New omicron-specific COVID-19 booster shots are rolling out across the country, including at UCLA Health. The U.S. Centers for Disease Control and Prevention recommends that everyone age 12 and older who has been fully vaccinated receive the new booster dose.
“If you are eligible, there is no bad time to get your COVID-19 booster,” says CDC director Rochelle Walensky, MD, MPH, “and I strongly encourage you to receive it.”
This new “bivalent” booster delivers the spike proteins from the original strain of COVID-19 as well as the now-dominant omicron sub-variants BA.4 and BA.5.
“It’s basically a 50-50 mix of the newest omicron variants and the original strain,” says Otto Yang, MD, a professor in the Departments of Medicine and Microbiology, Immunology and Molecular genetics at the David Geffen School of Medicine at UCLA. “The intent is to make the vaccine better matched to the newest circulating strain.”
An expert in cellular immunology who has been studying COVID-19 since the virus emerged, Dr. Yang answers common questions about the new booster:
Why do we need an omicron-specific booster?
The omicron variant has about 50 mutations to the spike protein on which the original vaccine was based, Dr. Yang says. These mutations are mostly centered around a part of the spike protein called the receptor binding domain (RBD), which the virus uses to attach to a cell and infect it.
To prevent infection, antibodies need to essentially cover up this RBD to block the virus from attaching to cells.
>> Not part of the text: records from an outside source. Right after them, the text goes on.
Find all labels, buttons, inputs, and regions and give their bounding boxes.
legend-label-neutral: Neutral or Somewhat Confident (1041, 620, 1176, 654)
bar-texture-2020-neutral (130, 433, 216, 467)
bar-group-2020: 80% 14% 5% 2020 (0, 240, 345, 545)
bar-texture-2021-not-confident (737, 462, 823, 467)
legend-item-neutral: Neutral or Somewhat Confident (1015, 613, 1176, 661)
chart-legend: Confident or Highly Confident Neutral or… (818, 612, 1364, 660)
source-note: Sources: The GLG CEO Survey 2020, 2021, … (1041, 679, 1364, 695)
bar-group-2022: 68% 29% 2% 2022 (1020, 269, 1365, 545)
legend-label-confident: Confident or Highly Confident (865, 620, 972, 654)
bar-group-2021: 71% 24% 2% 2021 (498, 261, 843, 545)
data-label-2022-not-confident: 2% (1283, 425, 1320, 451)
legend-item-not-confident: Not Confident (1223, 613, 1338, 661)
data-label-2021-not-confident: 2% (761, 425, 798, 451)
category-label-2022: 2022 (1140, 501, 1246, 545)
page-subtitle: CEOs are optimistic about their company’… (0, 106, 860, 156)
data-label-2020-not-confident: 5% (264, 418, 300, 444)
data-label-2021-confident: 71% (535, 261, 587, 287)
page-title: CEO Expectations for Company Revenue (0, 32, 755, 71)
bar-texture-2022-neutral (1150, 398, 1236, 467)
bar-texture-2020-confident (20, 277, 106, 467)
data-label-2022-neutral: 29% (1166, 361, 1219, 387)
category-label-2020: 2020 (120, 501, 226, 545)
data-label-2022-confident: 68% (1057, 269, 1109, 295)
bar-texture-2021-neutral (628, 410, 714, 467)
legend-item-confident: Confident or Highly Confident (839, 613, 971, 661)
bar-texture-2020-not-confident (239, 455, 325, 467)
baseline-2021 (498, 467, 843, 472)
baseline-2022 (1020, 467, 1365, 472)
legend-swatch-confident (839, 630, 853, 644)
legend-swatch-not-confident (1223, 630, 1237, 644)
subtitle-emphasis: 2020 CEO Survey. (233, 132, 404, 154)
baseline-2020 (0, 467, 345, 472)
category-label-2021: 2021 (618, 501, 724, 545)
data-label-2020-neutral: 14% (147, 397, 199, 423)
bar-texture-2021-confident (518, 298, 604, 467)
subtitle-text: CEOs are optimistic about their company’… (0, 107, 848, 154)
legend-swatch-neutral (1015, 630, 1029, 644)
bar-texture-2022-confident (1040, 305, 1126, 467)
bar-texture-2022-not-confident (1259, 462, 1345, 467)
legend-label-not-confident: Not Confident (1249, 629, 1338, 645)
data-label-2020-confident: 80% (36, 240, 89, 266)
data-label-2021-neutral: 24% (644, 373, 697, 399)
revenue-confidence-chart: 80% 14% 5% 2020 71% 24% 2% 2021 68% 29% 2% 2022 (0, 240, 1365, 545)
Antibodies induced by the original COVID-19 vaccines are targeted to the original spike protein, and the changes in omicron reduce the ability of antibodies to attach. Because antibodies play an early role in preventing symptomatic infection, this has allowed “breakthrough infections” in people who are fully vaccinated, Dr. Yang says.
“The new booster is to try to reduce that issue,” he says, “by prompting the immune system to make antibodies against the omicron version of RBD.”
The original vaccines are still providing protection from severe illness and death despite breakthrough infections, however. T-cells generated by the vaccines still mobilize to fight infection, even from omicron.
“T-cells recognize an infected cell through any part of spike,” Dr. Yang says. “So, to a T-cell, the omicron variant is still 97% the same as the original strain.” The RBD is only a small part of spike, so most T cells are unaffected by the changes in omicron.
This explains why hospitalization and death rates among vaccinated people have dropped significantly, he says: “They still have good T-cell responses that prevent them from getting severely ill or dying.”
If the T-cells are still effective, why do I need a new booster?
Like antibodies, T-cell responses wane over time, Dr. Yang says: “The protection from T-cells starts to drop around four months, increasing the risk of severe illness.”
Plus, it is hoped that the omicron-targeted antibodies from the new boosters will reduce breakthrough infections, he says, thus reducing the circulation of virus in the community to protect those who remain vulnerable despite vaccines due to weakened immune systems.
Who is eligible for the new booster?
People who are fully vaccinated against COVID-19 and those who have received previous boosters are eligible for the new shot. Two have been authorized. Pfizer’s booster is available for people 12 and older; Moderna’s is authorized for people 18 and older.
The booster is not for people who have yet to receive a primary vaccination series against COVID-19.
When should I get the new booster?
If it has been at least two months since your last booster shot or three months since a COVID-19 infection, you can get the new shot.
Some scientists, however, think two months is too soon.
It would be good to get the booster before the fall-winter flu season, he says.
Can I get the new booster at the same time as the flu shot?
Yes, Dr. Yang says: “There doesn’t seem to be a problem with combining vaccines.”
Why doesn’t vaccine-induced immunity last longer?
“The short-lived protection from the vaccines is not actually a limitation of the vaccine. It has something to do with the limitation of immune responses against this virus,” Dr. Yang says. “To make a vaccine that’s going to give longer immunity is going to have to somehow improve upon nature, because natural immunity after COVID-19 is similarly short-lived.”
If COVID-19 becomes a seasonal coronavirus — and it’s too soon to tell just yet, Dr. Yang says — we may need annual boosters the same way we get annual flu shots. Even though immunity from the vaccine wanes after four months, that could be enough protection to span the infectious season.
Don’t breakthrough infections mean the vaccines aren’t working very well?
Not at all, says Dr. Yang.
“That’s seriously bad misinformation,” he says. “If you look at death rates and hospitalization rates pre-vaccine and post-vaccine, or if you look at hospitalization rates of people who have been vaccinated and people who haven’t been vaccinated even now, it’s quite clear that the vaccines are a major factor in reduced hospitalization and death rates.
“The vaccines are still protecting you. They’re protecting you from the most important thing, which is from dying, even if a breakthrough infection occurs. So it still remains extremely important to get vaccinated.”
Everyone who qualifies to be vaccinated or boosted should do so, he says, “because COVID remains a threat to society in general.”